The U.S. has faced tense situations with North Korea for decades. Under former North Korean strongman Kim Jong Il, many analysts viewed the leader’s erratic and dangerous behavior as calculated moves intended to bring the U.S. to the negotiating table on key issues.
But Kim’s son, current leader Kim Jong Un, is different. His behavior is unpredictable and many question his mental stability. Under Kim Jong Un, North Korea and the U.S. are as close to a military conflict as they’ve been in recent memory, which could have devastating consequences on the Korean Peninsula, Japan, and possibly on the U.S., especially if North Korea actually possesses a deliverable nuclear weapon.
On Sunday, CBS’ Face the Nation aired a sit-down interview with President Donald Trump. Host John Dickerson asked the president about the situation in North Korea, and about its murderous leader, Kim Jong Un.
After saying he has no comment on Kim, Trump did comment, saying (emphasis mine):
People are saying, “Is he sane?” I have no idea. I can tell you this, a lot of people don’t like when I say it, but he was a young man of 26 or 27 when he took over from his father, when his father died. He’s dealing with obviously very tough people, in particular the generals and others, and at a very young age he was able to assume power. A lot of people I’m sure tried to take that power away, whether it was his uncle or anybody else. And he was able to do it. So, obviously he’s a pretty smart cookie…
Given Kim’s suspected mental instability, it could be argued that placating the dictator isn’t such a bad idea. The last thing a U.S. leader would want to do right now is provoke North Korea into a dangerous reaction. Or, it could be Trump just being Trump.
Either way, calling Kim a “smart cookie” without clarifying that he has led a brutal, murderous dictatorship, and avoiding entirely the paranoia behind Kim’s executions of high-ranking officials and even members of his own family, is also somewhat irresponsible.
According to the Institute for National Security Strategy, a South Korean think tank, Kim has ordered the executions of 340 people since assuming power in 2011, 140 of them believed to have been senior officers in the regime. That includes Jang Song Thaek, Kim’s uncle who Trump mentioned in his interview with CBS. Jang, like several other officials both before and after him, was executed at Gang Gun Military Academy outside of Pyongyang by antiaircraft artillery. How that’s even possible is beyond me. Kim must be smart to have figured that out.

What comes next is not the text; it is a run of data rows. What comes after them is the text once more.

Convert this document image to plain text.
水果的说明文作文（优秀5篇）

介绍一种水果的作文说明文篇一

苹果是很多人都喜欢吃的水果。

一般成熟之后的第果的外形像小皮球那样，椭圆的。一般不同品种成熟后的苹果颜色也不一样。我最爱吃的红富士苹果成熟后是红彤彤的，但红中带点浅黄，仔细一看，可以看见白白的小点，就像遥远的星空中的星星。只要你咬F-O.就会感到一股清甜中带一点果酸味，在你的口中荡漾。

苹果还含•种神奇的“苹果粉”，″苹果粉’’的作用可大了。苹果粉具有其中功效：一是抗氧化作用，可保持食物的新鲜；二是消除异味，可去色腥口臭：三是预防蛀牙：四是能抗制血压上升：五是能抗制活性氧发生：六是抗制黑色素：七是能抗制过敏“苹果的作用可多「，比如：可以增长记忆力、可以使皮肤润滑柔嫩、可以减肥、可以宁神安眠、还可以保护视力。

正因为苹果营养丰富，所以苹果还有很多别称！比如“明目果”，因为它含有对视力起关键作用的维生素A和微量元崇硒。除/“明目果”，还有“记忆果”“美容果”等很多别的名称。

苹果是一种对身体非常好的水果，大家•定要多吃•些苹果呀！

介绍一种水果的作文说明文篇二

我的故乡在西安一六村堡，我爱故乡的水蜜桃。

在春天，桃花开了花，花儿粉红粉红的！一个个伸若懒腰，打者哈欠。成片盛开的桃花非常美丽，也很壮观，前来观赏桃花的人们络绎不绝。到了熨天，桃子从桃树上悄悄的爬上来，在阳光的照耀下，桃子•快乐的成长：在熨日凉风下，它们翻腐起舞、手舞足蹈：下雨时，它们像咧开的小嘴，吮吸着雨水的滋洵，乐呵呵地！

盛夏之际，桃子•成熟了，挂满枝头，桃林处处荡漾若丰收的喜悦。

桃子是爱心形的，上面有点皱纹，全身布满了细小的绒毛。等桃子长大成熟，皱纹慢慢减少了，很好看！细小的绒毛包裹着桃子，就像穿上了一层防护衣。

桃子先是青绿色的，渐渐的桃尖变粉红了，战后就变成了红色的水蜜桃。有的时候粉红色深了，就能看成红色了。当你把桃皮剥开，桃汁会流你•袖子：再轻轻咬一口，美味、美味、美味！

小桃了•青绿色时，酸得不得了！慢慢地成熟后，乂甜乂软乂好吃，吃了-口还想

South Korea also suspects Kim of being behind the Feb. 13 assassination of his estranged half-brother Kim Jong Nam by attackers using a VX nerve agent at the Kuala Lumpur International Airport. That same month, he executed five other security officials, all of them with antiaircraft guns, according to South Korea.
There is no doubt that Trump is in a delicate position on the North Korea issue, and he must choose his words carefully. But he also has a duty to be straightforward with the U.S. public. Glossing over Kim Jong Un’s brutal behavior and downplaying the threat falls short of the presidential duty to lead the nation at a dangerous time.